Facebook-Like Site FaceGlat To Serve Gender-Segregated Haredi Population
The term “Glatt kosher” doesn’t just refer to meat anymore. It’s now for social networking, too — at a website that is specifically designed to avoid the meat market aspects of the online world. Ynet reports that there is now a Facebook-type site, aimed at the gender-segregated Haredi population, called FaceGlat.
If you are a guy who trolls social networking sites to get a glimpse of some hot babes, or a woman searching for a nice guy to date, then FaceGlat will not be to your taste. Women and men may only sign up for separate sections of the site, and cannot access accounts of anyone of the other gender. It’s a tsnius (modesty) thing.
The brainchild of 25-year-old Yaakov Swisa of Kfar Chabad in Israel, FaceGlat packs loads of filters to block specific words or types of comments, and to prevent men from sneaking into the women’s section or women from peaking over the virtual mechitzah. The site is still in a start-up phase, and Swisa has said that its setup may need to be tweaked “if the website in its current format leads to ‘negative activity,’ as defined by Swisa, or attracts people who don’t even own a Facebook account at the moment,” according to Ynet.
Swisa pointed out that FaceGlat is actually for Facebook users. He is trying to woo Facebook users over to his site, which does not have the type of ads that Swisa and his community consider inappropriate. “I personally know people who have deteriorated spiritually because of all kinds of things they were introduced to there [on Facebook],” he said.
Ironically, FaceGlat, a site with a name that could not be any more kosher, is not about making social networking kosher, according to its founder. “We’re not making it kosher, but reducing the prohibition…We want to provide a different, cleaner option for those who are already there. If it encourages people to open accounts or waste their time instead of studying Torah — it’s a failure. It’s not worth a thing. I promised myself that if that happened I would close it down.”
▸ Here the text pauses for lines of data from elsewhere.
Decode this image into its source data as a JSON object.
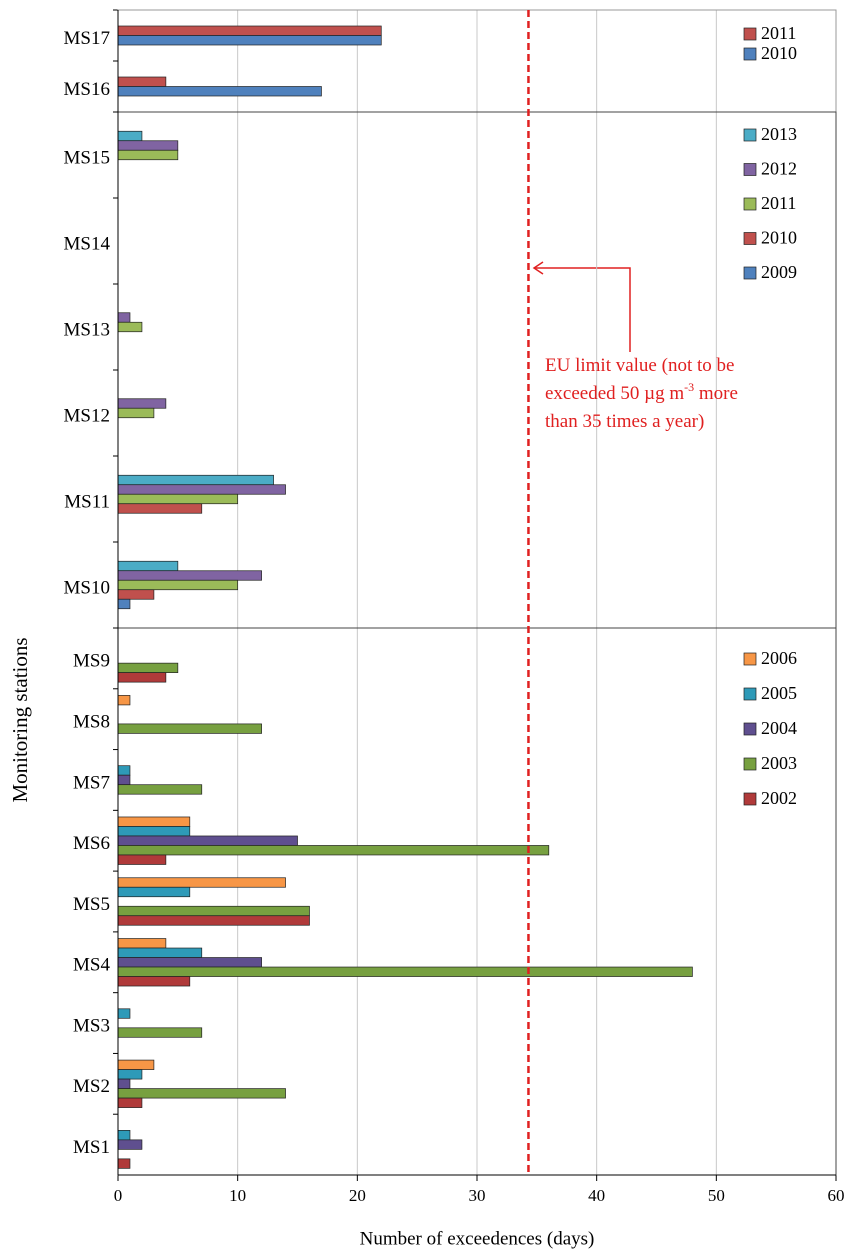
{
  "chart_data": {
    "type": "bar",
    "orientation": "horizontal",
    "xlabel": "Number of exceedences (days)",
    "ylabel": "Monitoring stations",
    "xlim": [
      0,
      60
    ],
    "xticks": [
      0,
      10,
      20,
      30,
      40,
      50,
      60
    ],
    "grid": true,
    "legend": "upper right",
    "limit_line": 34.3,
    "limit_color": "#e02020",
    "annotation": [
      [
        "EU limit value (not to be"
      ],
      [
        "exceeded 50 µg m",
        "-3",
        " more"
      ],
      [
        "than 35 times a year)"
      ]
    ],
    "panels": [
      {
        "categories": [
          "MS17",
          "MS16"
        ],
        "series": [
          {
            "name": "2011",
            "color": "#c0504d",
            "values": [
              22,
              4
            ]
          },
          {
            "name": "2010",
            "color": "#4f81bd",
            "values": [
              22,
              17
            ]
          }
        ]
      },
      {
        "categories": [
          "MS15",
          "MS14",
          "MS13",
          "MS12",
          "MS11",
          "MS10"
        ],
        "series": [
          {
            "name": "2013",
            "color": "#4bacc6",
            "values": [
              2,
              null,
              null,
              null,
              13,
              5
            ]
          },
          {
            "name": "2012",
            "color": "#8064a2",
            "values": [
              5,
              null,
              1,
              4,
              14,
              12
            ]
          },
          {
            "name": "2011",
            "color": "#9bbb59",
            "values": [
              5,
              null,
              2,
              3,
              10,
              10
            ]
          },
          {
            "name": "2010",
            "color": "#c0504d",
            "values": [
              null,
              null,
              null,
              null,
              7,
              3
            ]
          },
          {
            "name": "2009",
            "color": "#4f81bd",
            "values": [
              null,
              null,
              null,
              null,
              null,
              1
            ]
          }
        ]
      },
      {
        "categories": [
          "MS9",
          "MS8",
          "MS7",
          "MS6",
          "MS5",
          "MS4",
          "MS3",
          "MS2",
          "MS1"
        ],
        "series": [
          {
            "name": "2006",
            "color": "#f79646",
            "values": [
              null,
              1,
              null,
              6,
              14,
              4,
              null,
              3,
              null
            ]
          },
          {
            "name": "2005",
            "color": "#2e9ab8",
            "values": [
              null,
              null,
              1,
              6,
              6,
              7,
              1,
              2,
              1
            ]
          },
          {
            "name": "2004",
            "color": "#5f4f8f",
            "values": [
              null,
              null,
              1,
              15,
              null,
              12,
              null,
              1,
              2
            ]
          },
          {
            "name": "2003",
            "color": "#77a040",
            "values": [
              5,
              12,
              7,
              36,
              16,
              48,
              7,
              14,
              null
            ]
          },
          {
            "name": "2002",
            "color": "#b03a3a",
            "values": [
              4,
              null,
              null,
              4,
              16,
              6,
              null,
              2,
              1
            ]
          }
        ]
      }
    ]
  }
}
Swisa may mean to be genuine in his sentiments, but the entrepreneur’s statement comes across as bit halfhearted. The success of FaceGlat depends on the ultra-Orthodox community being just as addicted to posting and reading status updates, photos and links as the rest of us.
And the obvious question is whether another Jewish social media entrepreneur (you know, that young guy named Zuckerberg) is going to think that there is something not so kosher about Swisa’s website’s name.